Ahmad Sarfraz
Florida Hospital Medical Center, Cancer Institute, Orlando, FL 32804, USA.
Front Biosci. 2007 May 1;12:3312-20. doi: 10.2741/2314.
Heparin-induced thrombocytopenia (HIT) is a complication of heparin therapy in cardiovascular/hematologic indications. Heparin is a mixture of sulfated mucopolysaccharide with heterogeneity and is capable of forming multiple complexes with platelet factor 4 (PF4), released from activated platelets. HPF4 antibodies may cause platelet/endothelial cell activation to promote HIT pathogenesis. HIT is a clinico-pathologic syndrome and its diagnosis primarily remains a clinical one; however, the serologic confirmation of the presence of HPF4 antibodies is also necessary part of the evaluation. Assays are based on the immunodetection of HPF4 antibodies and/or their functional ability to activate cells. Currently, there are several assays in use and a few newer/rapid immunoassays are becoming available. Recent studies have confirmed that HPF4 antibody generation (seroconversion) is common after cardiac surgery and suggest that patients receiving bovine heparin are more likely to generate functional (pathogenic) HPF4 antibodies of the IgG subclass. Thus, the use of bovine heparin in cardiovascular surgery should be avoided. A brief account of the currently available options for the management of HIT patients with non-heparin anticoagulants is provided.

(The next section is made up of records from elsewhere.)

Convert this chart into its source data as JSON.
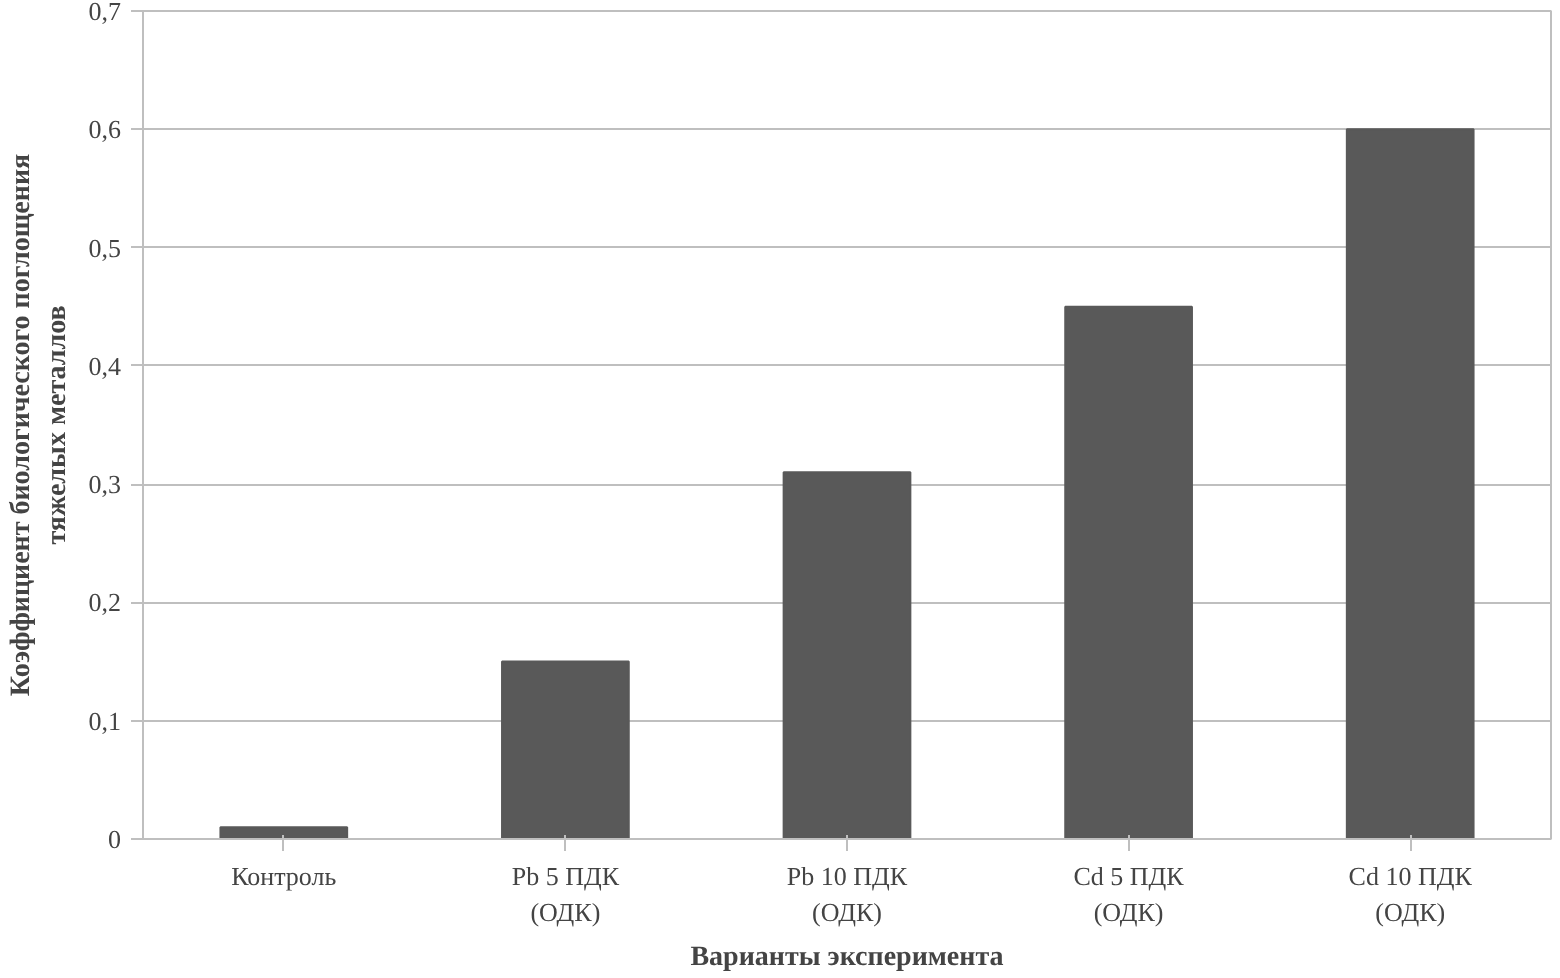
{
  "chart_data": {
    "type": "bar",
    "xlabel": "Варианты эксперимента",
    "ylabel": "Коэффициент биологического поглощения\nтяжелых металлов",
    "categories": [
      "Контроль",
      "Pb 5 ПДК\n(ОДК)",
      "Pb 10 ПДК\n(ОДК)",
      "Cd 5 ПДК\n(ОДК)",
      "Cd 10 ПДК\n(ОДК)"
    ],
    "values": [
      0.01,
      0.15,
      0.31,
      0.45,
      0.6
    ],
    "color": "#595959",
    "ylim": [
      0,
      0.7
    ],
    "yticks": [
      {
        "value": 0,
        "label": "0"
      },
      {
        "value": 0.1,
        "label": "0,1"
      },
      {
        "value": 0.2,
        "label": "0,2"
      },
      {
        "value": 0.3,
        "label": "0,3"
      },
      {
        "value": 0.4,
        "label": "0,4"
      },
      {
        "value": 0.5,
        "label": "0,5"
      },
      {
        "value": 0.6,
        "label": "0,6"
      },
      {
        "value": 0.7,
        "label": "0,7"
      }
    ],
    "grid": "y"
  }
}
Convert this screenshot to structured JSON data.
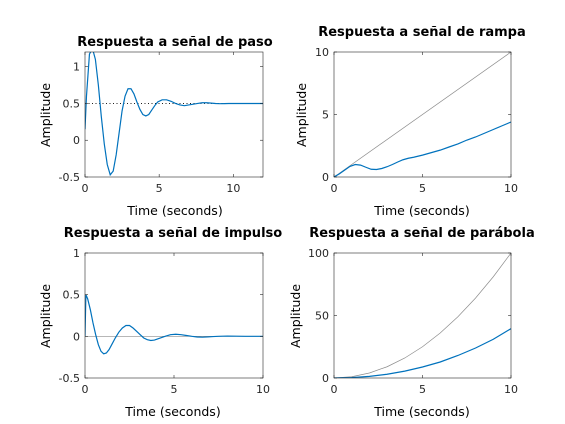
{
  "chart_data": [
    {
      "type": "line",
      "title": "Respuesta a señal de paso",
      "xlabel": "Time (seconds)",
      "ylabel": "Amplitude",
      "xlim": [
        0,
        12
      ],
      "ylim": [
        -0.5,
        1.2
      ],
      "xticks": [
        0,
        5,
        10
      ],
      "yticks": [
        -0.5,
        0,
        0.5,
        1
      ],
      "xticklabels": [
        "0",
        "5",
        "10"
      ],
      "yticklabels": [
        "-0.5",
        "0",
        "0.5",
        "1"
      ],
      "reference": {
        "kind": "hline",
        "y": 0.5,
        "style": "dotted"
      },
      "series": [
        {
          "color": "#0072bd",
          "x": [
            0,
            0.1,
            0.3,
            0.5,
            0.7,
            0.9,
            1.1,
            1.3,
            1.5,
            1.7,
            1.9,
            2.1,
            2.3,
            2.5,
            2.7,
            2.9,
            3.1,
            3.3,
            3.5,
            3.7,
            3.9,
            4.1,
            4.3,
            4.5,
            4.7,
            4.9,
            5.2,
            5.5,
            5.8,
            6.1,
            6.4,
            6.7,
            7.0,
            7.3,
            7.6,
            7.9,
            8.2,
            8.5,
            8.8,
            9.1,
            9.4,
            9.7,
            10.0,
            10.5,
            11.0,
            11.5,
            12.0
          ],
          "y": [
            0.15,
            0.6,
            1.17,
            1.25,
            1.1,
            0.75,
            0.32,
            -0.05,
            -0.33,
            -0.47,
            -0.42,
            -0.2,
            0.1,
            0.4,
            0.6,
            0.7,
            0.7,
            0.63,
            0.52,
            0.42,
            0.35,
            0.33,
            0.35,
            0.41,
            0.47,
            0.52,
            0.55,
            0.55,
            0.53,
            0.5,
            0.48,
            0.47,
            0.48,
            0.49,
            0.5,
            0.51,
            0.51,
            0.505,
            0.5,
            0.497,
            0.498,
            0.5,
            0.5,
            0.5,
            0.5,
            0.5,
            0.5
          ]
        }
      ]
    },
    {
      "type": "line",
      "title": "Respuesta a señal de rampa",
      "xlabel": "Time (seconds)",
      "ylabel": "Amplitude",
      "xlim": [
        0,
        10
      ],
      "ylim": [
        0,
        10
      ],
      "xticks": [
        0,
        5,
        10
      ],
      "yticks": [
        0,
        5,
        10
      ],
      "xticklabels": [
        "0",
        "5",
        "10"
      ],
      "yticklabels": [
        "0",
        "5",
        "10"
      ],
      "reference": {
        "kind": "line",
        "x": [
          0,
          10
        ],
        "y": [
          0,
          10
        ]
      },
      "series": [
        {
          "color": "#0072bd",
          "x": [
            0,
            0.3,
            0.6,
            0.9,
            1.2,
            1.5,
            1.8,
            2.1,
            2.4,
            2.7,
            3.0,
            3.3,
            3.6,
            3.9,
            4.2,
            4.5,
            5,
            5.5,
            6,
            6.5,
            7,
            7.5,
            8,
            8.5,
            9,
            9.5,
            10
          ],
          "y": [
            0,
            0.25,
            0.55,
            0.85,
            1.0,
            0.95,
            0.78,
            0.62,
            0.6,
            0.68,
            0.82,
            1.0,
            1.2,
            1.38,
            1.5,
            1.58,
            1.75,
            1.95,
            2.15,
            2.4,
            2.65,
            2.95,
            3.2,
            3.5,
            3.8,
            4.1,
            4.4
          ]
        }
      ]
    },
    {
      "type": "line",
      "title": "Respuesta a señal de impulso",
      "xlabel": "Time (seconds)",
      "ylabel": "Amplitude",
      "xlim": [
        0,
        10
      ],
      "ylim": [
        -0.5,
        1
      ],
      "xticks": [
        0,
        5,
        10
      ],
      "yticks": [
        -0.5,
        0,
        0.5,
        1
      ],
      "xticklabels": [
        "0",
        "5",
        "10"
      ],
      "yticklabels": [
        "-0.5",
        "0",
        "0.5",
        "1"
      ],
      "reference": {
        "kind": "hline",
        "y": 0,
        "style": "solid"
      },
      "series": [
        {
          "color": "#0072bd",
          "x": [
            0,
            0.05,
            0.15,
            0.3,
            0.45,
            0.6,
            0.75,
            0.9,
            1.05,
            1.2,
            1.35,
            1.5,
            1.7,
            1.9,
            2.1,
            2.3,
            2.5,
            2.7,
            2.9,
            3.1,
            3.3,
            3.5,
            3.7,
            3.9,
            4.1,
            4.3,
            4.5,
            4.8,
            5.1,
            5.4,
            5.7,
            6.0,
            6.3,
            6.6,
            6.9,
            7.2,
            7.5,
            8.0,
            8.5,
            9.0,
            9.5,
            10.0
          ],
          "y": [
            0.0,
            0.5,
            0.45,
            0.32,
            0.16,
            0.02,
            -0.1,
            -0.18,
            -0.21,
            -0.2,
            -0.16,
            -0.1,
            -0.02,
            0.05,
            0.1,
            0.13,
            0.13,
            0.1,
            0.06,
            0.02,
            -0.02,
            -0.04,
            -0.05,
            -0.045,
            -0.03,
            -0.015,
            0.0,
            0.02,
            0.025,
            0.02,
            0.01,
            0.0,
            -0.008,
            -0.01,
            -0.007,
            -0.003,
            0.0,
            0.003,
            0.002,
            0.0,
            0.0,
            0.0
          ]
        }
      ]
    },
    {
      "type": "line",
      "title": "Respuesta a señal de parábola",
      "xlabel": "Time (seconds)",
      "ylabel": "Amplitude",
      "xlim": [
        0,
        10
      ],
      "ylim": [
        0,
        100
      ],
      "xticks": [
        0,
        5,
        10
      ],
      "yticks": [
        0,
        50,
        100
      ],
      "xticklabels": [
        "0",
        "5",
        "10"
      ],
      "yticklabels": [
        "0",
        "50",
        "100"
      ],
      "reference": {
        "kind": "parabola",
        "x": [
          0,
          1,
          2,
          3,
          4,
          5,
          6,
          7,
          8,
          9,
          10
        ],
        "y": [
          0,
          1,
          4,
          9,
          16,
          25,
          36,
          49,
          64,
          81,
          100
        ]
      },
      "series": [
        {
          "color": "#0072bd",
          "x": [
            0,
            1,
            2,
            3,
            4,
            5,
            6,
            7,
            8,
            9,
            10
          ],
          "y": [
            0,
            0.3,
            1.3,
            3.0,
            5.5,
            8.8,
            12.8,
            18.0,
            24.0,
            31.0,
            39.5
          ]
        }
      ]
    }
  ]
}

肝素诱导的血小板减少症(HIT)是心血管/血液学适应症中肝素治疗的一种并发症。肝素是一种具有异质性的硫酸化粘多糖混合物,能够与活化血小板释放的血小板因子4(PF4)形成多种复合物。HPF4抗体可能导致血小板/内皮细胞活化,从而促进HIT的发病机制。HIT是一种临床病理综合征,其诊断主要仍依赖临床诊断;然而,血清学确认HPF4抗体的存在也是评估的必要部分。检测基于HPF4抗体的免疫检测和/或其激活细胞的功能能力。目前,有几种检测方法正在使用,一些更新的/快速免疫检测方法也即将问世。最近的研究证实,心脏手术后HPF4抗体产生(血清转化)很常见,并表明接受牛肝素治疗的患者更有可能产生IgG亚类的功能性(致病性)HPF4抗体。因此,应避免在心血管手术中使用牛肝素。本文简要介绍了目前使用非肝素抗凝剂治疗HIT患者的可用选择。